(RxWiki News) A drug often used to treat kidney and liver cancer may also fight a type of lung cancer. New research, though, shows that it does not extend the lives of lung cancer patients.
Sorafenib (marketed as Nexavar by Bayer) is a drug known as a multikinase inhibitor. These types of drugs block the actions of kinases, which are enzymes that can promote tumor growth.
Taken in tablet form, the medication has a proven track record for preventing tumor growth in patients with advanced kidney cancer and a type of liver cancer that cannot be removed with surgery.
"Explore multiple options when it comes to lung cancer therapy."
A new study shows that sorafenib may also inhibit the spread of lung cancer, but does not help patients live longer.
Dr. Luis Paz-Ares, MD, head of the Oncology Service Hospital at Virgen del Rocio University Hospital in Seville, Spain, presented the findings at the 2012 Congress of the European Society for Medical Oncology in Vienna.
For the study, 703 patients with advanced non-small cell lung cancer (NSCLC), were either given 400 milligrams of sorafenib twice daily or a placebo.
Survival was about the same in each group with a median overall survival of 243 days for the sorafenib patients and 253 days for the placebo group.
"Treatment with sorafenib does not result in improved survival as compared to placebo as a third or fourth line treatment in advanced non-small cell lung cancer," Dr. Paz-Ares said. Third- and fourth-line treatments are given after treatments fail and are applied as cancer progresses.
While patients taking sorafenib were not living longer than those in the placebo group, Dr. Paz-Ares did note “relevant anti-tumor activity of the drug.” Study results suggested that patients with EGFR-mutant tumors may benefit.
EGFR is an enzyme meaning epidermal growth factor receptor. Excessive levels of the EGFR are often observed in cancer cells.
Researchers conducted tumor analysis on 347 patients and found that 26 percent had EGFR tumors. Median overall survival was two times longer in patients with EGFR mutations receiving sorafenib versus placebo.
Dr. Paz-Ares’s team also looked at the difference in overall survival between patients with wild type EGFR receiving sorafenib or placebo. In a wild type EGFR, there is no mutation detected within the EGFR gene.

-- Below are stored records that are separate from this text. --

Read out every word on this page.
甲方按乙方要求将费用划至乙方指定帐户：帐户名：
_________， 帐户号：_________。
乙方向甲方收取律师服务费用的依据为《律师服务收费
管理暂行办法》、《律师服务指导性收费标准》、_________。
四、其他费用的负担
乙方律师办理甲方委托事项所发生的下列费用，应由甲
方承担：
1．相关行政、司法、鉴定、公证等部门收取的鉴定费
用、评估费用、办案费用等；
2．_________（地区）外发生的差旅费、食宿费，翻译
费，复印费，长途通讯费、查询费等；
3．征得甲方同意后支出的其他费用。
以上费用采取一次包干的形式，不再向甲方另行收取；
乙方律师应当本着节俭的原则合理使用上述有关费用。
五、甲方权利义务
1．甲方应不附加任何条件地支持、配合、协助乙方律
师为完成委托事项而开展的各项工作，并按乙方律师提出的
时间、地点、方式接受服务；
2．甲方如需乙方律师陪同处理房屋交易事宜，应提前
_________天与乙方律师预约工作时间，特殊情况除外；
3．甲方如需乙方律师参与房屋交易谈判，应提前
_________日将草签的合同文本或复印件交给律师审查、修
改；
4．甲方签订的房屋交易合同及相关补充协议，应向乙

The significant benefit of sorafenib in the subgroup of patients with EGFR-mutant tumors is a great breakthrough that merits validation in a prospective study, according to the scientists. EGFR status may help select patients who will benefit most from the drug.

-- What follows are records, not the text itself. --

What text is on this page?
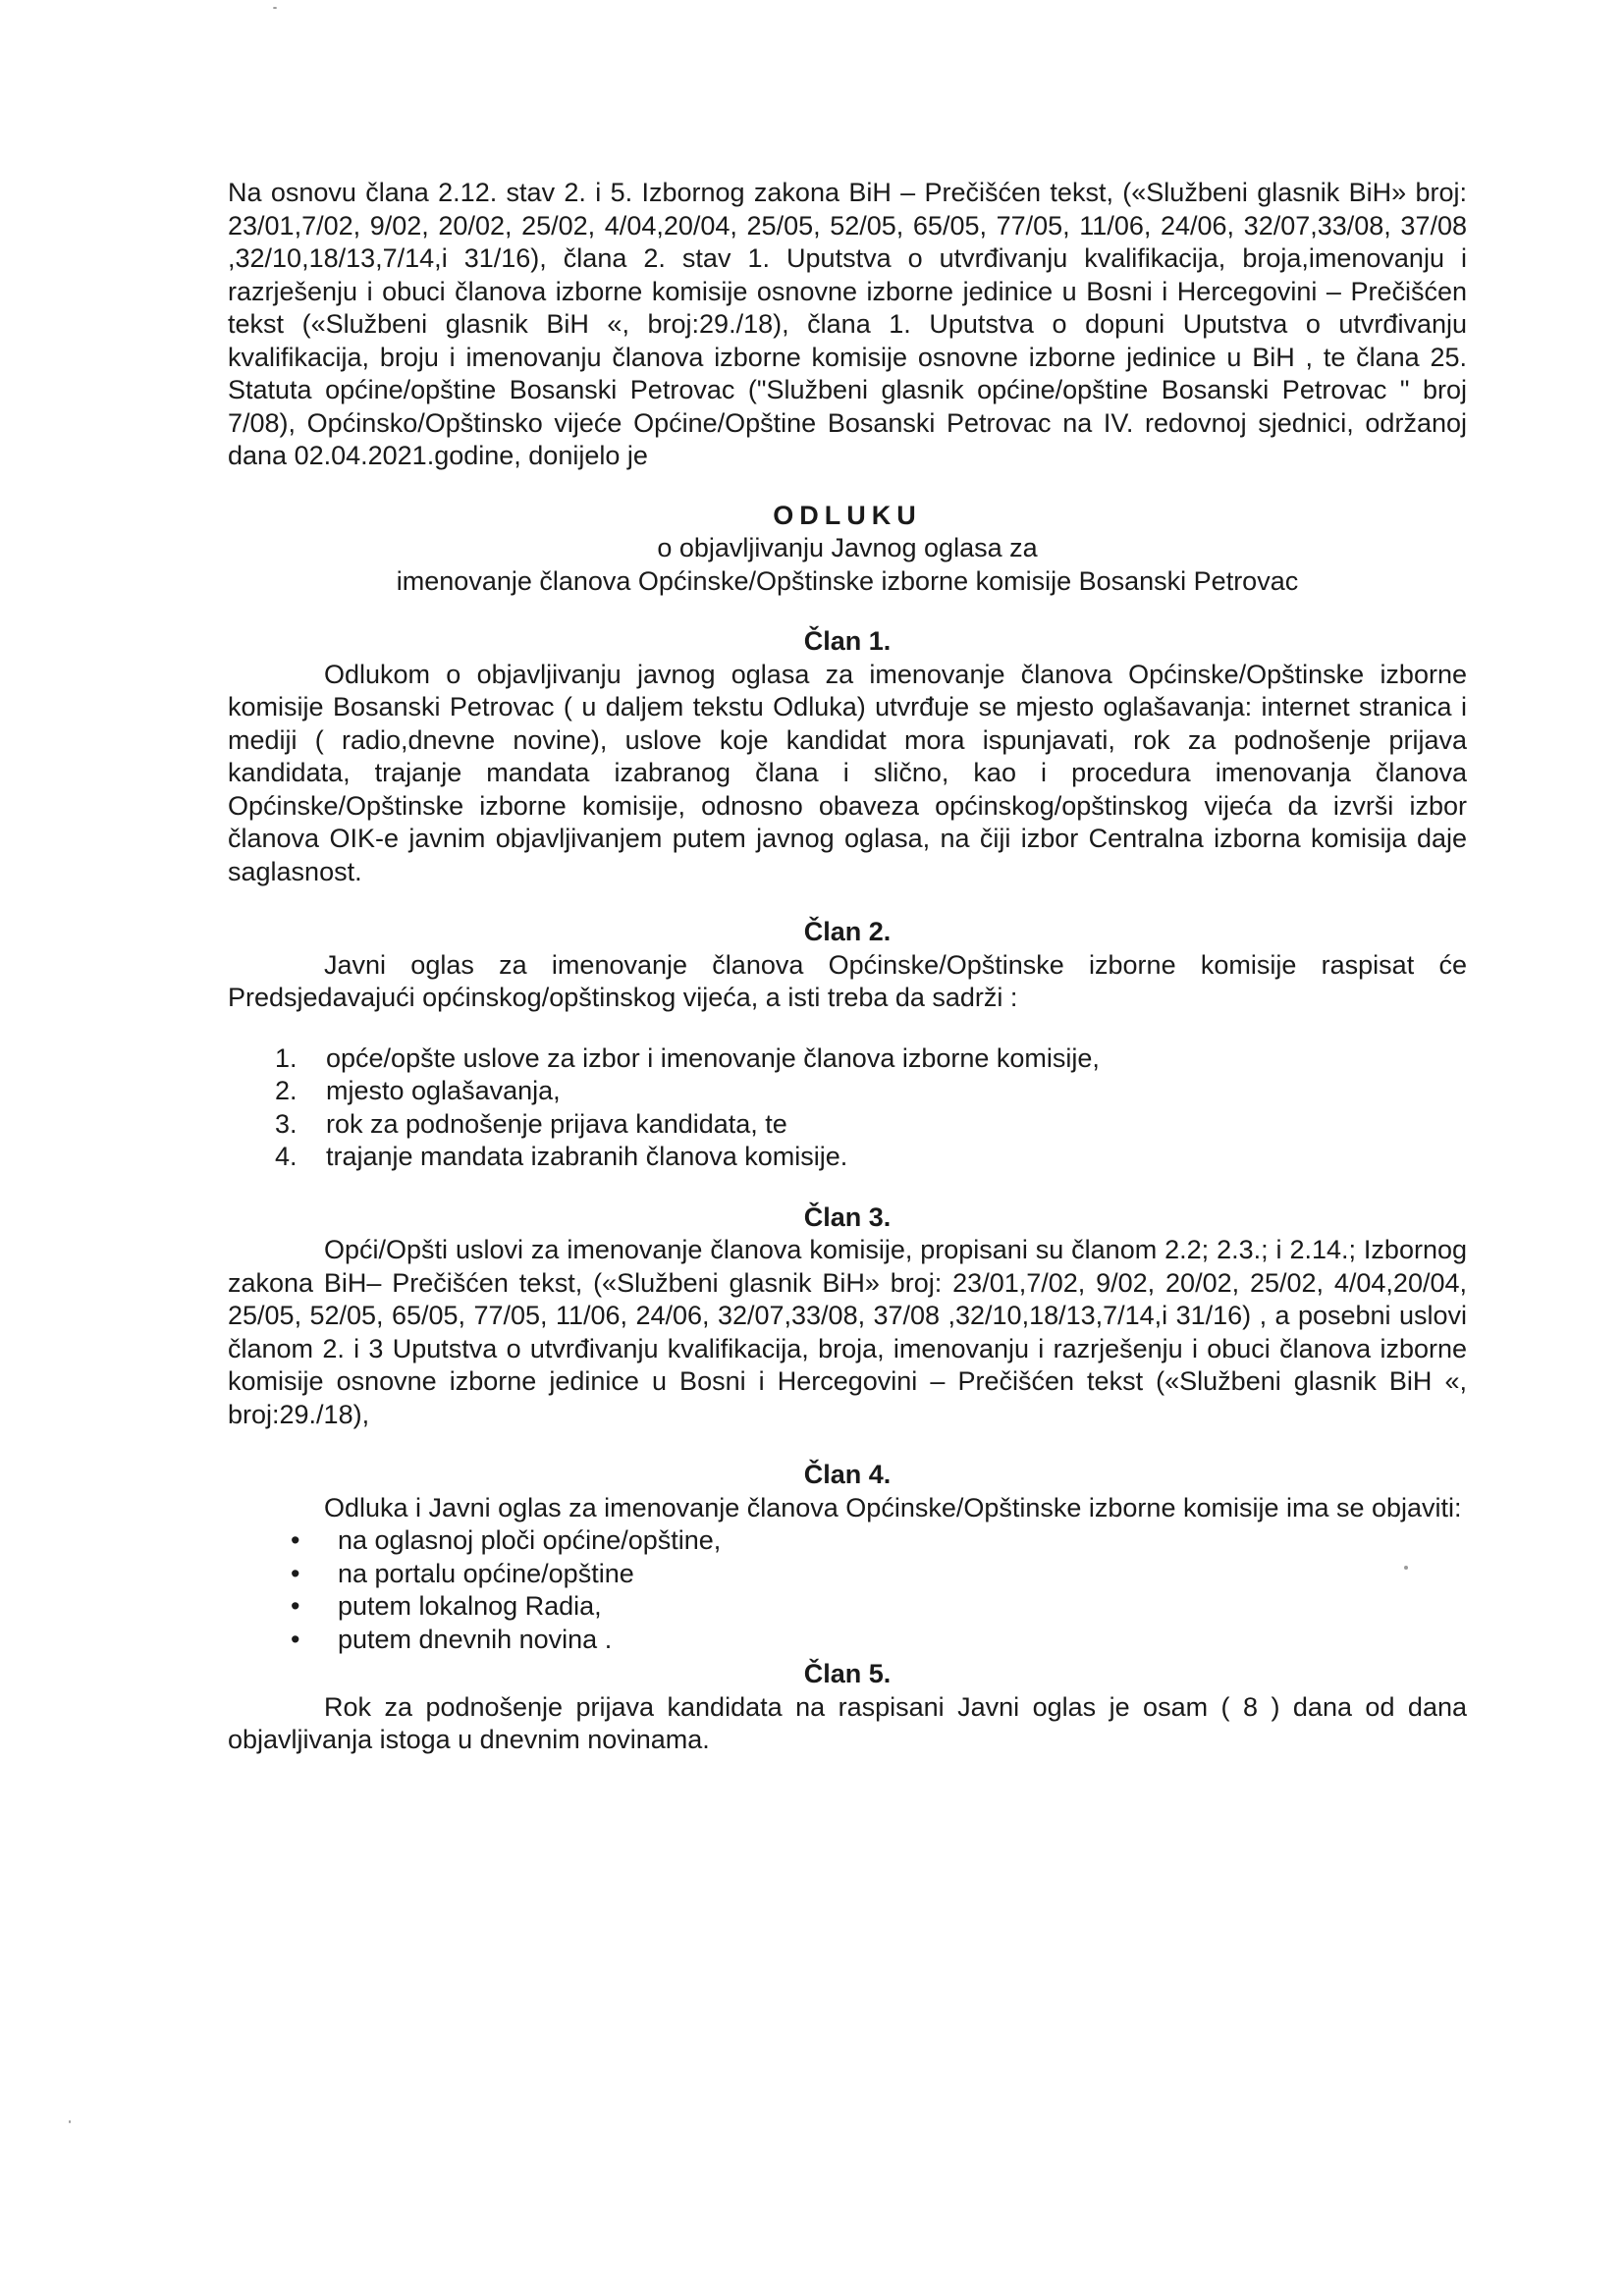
Na osnovu člana 2.12. stav 2. i 5. Izbornog zakona BiH – Prečišćen tekst, («Službeni glasnik BiH» broj: 23/01,7/02, 9/02, 20/02, 25/02, 4/04,20/04, 25/05, 52/05, 65/05, 77/05, 11/06, 24/06, 32/07,33/08, 37/08 ,32/10,18/13,7/14,i 31/16), člana 2. stav 1. Uputstva o utvrđivanju kvalifikacija, broja,imenovanju i razrješenju i obuci članova izborne komisije osnovne izborne jedinice u Bosni i Hercegovini – Prečišćen tekst («Službeni glasnik BiH «, broj:29./18), člana 1. Uputstva o dopuni Uputstva o utvrđivanju kvalifikacija, broju i imenovanju članova izborne komisije osnovne izborne jedinice u BiH , te člana 25. Statuta općine/opštine Bosanski Petrovac ("Službeni glasnik općine/opštine Bosanski Petrovac " broj 7/08), Općinsko/Opštinsko vijeće Općine/Opštine Bosanski Petrovac na IV. redovnoj sjednici, održanoj dana 02.04.2021.godine, donijelo je

ODLUKU
o objavljivanju Javnog oglasa za
imenovanje članova Općinske/Opštinske izborne komisije Bosanski Petrovac
Član 1.

Odlukom o objavljivanju javnog oglasa za imenovanje članova Općinske/Opštinske izborne komisije Bosanski Petrovac ( u daljem tekstu Odluka) utvrđuje se mjesto oglašavanja: internet stranica i mediji ( radio,dnevne novine), uslove koje kandidat mora ispunjavati, rok za podnošenje prijava kandidata, trajanje mandata izabranog člana i slično, kao i procedura imenovanja članova Općinske/Opštinske izborne komisije, odnosno obaveza općinskog/opštinskog vijeća da izvrši izbor članova OIK-e javnim objavljivanjem putem javnog oglasa, na čiji izbor Centralna izborna komisija daje saglasnost.

Član 2.

Javni oglas za imenovanje članova Općinske/Opštinske izborne komisije raspisat će Predsjedavajući općinskog/opštinskog vijeća, a isti treba da sadrži :

1. opće/opšte uslove za izbor i imenovanje članova izborne komisije,
2. mjesto oglašavanja,
3. rok za podnošenje prijava kandidata, te
4. trajanje mandata izabranih članova komisije.
Član 3.

Opći/Opšti uslovi za imenovanje članova komisije, propisani su članom 2.2; 2.3.; i 2.14.; Izbornog zakona BiH– Prečišćen tekst, («Službeni glasnik BiH» broj: 23/01,7/02, 9/02, 20/02, 25/02, 4/04,20/04, 25/05, 52/05, 65/05, 77/05, 11/06, 24/06, 32/07,33/08, 37/08 ,32/10,18/13,7/14,i 31/16) , a posebni uslovi članom 2. i 3 Uputstva o utvrđivanju kvalifikacija, broja, imenovanju i razrješenju i obuci članova izborne komisije osnovne izborne jedinice u Bosni i Hercegovini – Prečišćen tekst («Službeni glasnik BiH «, broj:29./18),

Član 4.

Odluka i Javni oglas za imenovanje članova Općinske/Opštinske izborne komisije ima se objaviti:

• na oglasnoj ploči općine/opštine,
• na portalu općine/opštine
• putem lokalnog Radia,
• putem dnevnih novina .
Član 5.

Rok za podnošenje prijava kandidata na raspisani Javni oglas je osam ( 8 ) dana od dana objavljivanja istoga u dnevnim novinama.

Investigators suggest that using sorafenib in earlier stages of cancer may benefit patients who have been improving using specific EGFR tyrosine kinase inhibitors.
The fact that there is no significant impact of sorafenib on overall survival highlights the increasing importance of post-study therapies in lung cancer trials, said study authors.
The study was presented in September at the European Society for Medical Oncology's ESMO2012 Congress in Vienna.
Research is considered preliminary before it’s published in a peer-reviewed journal.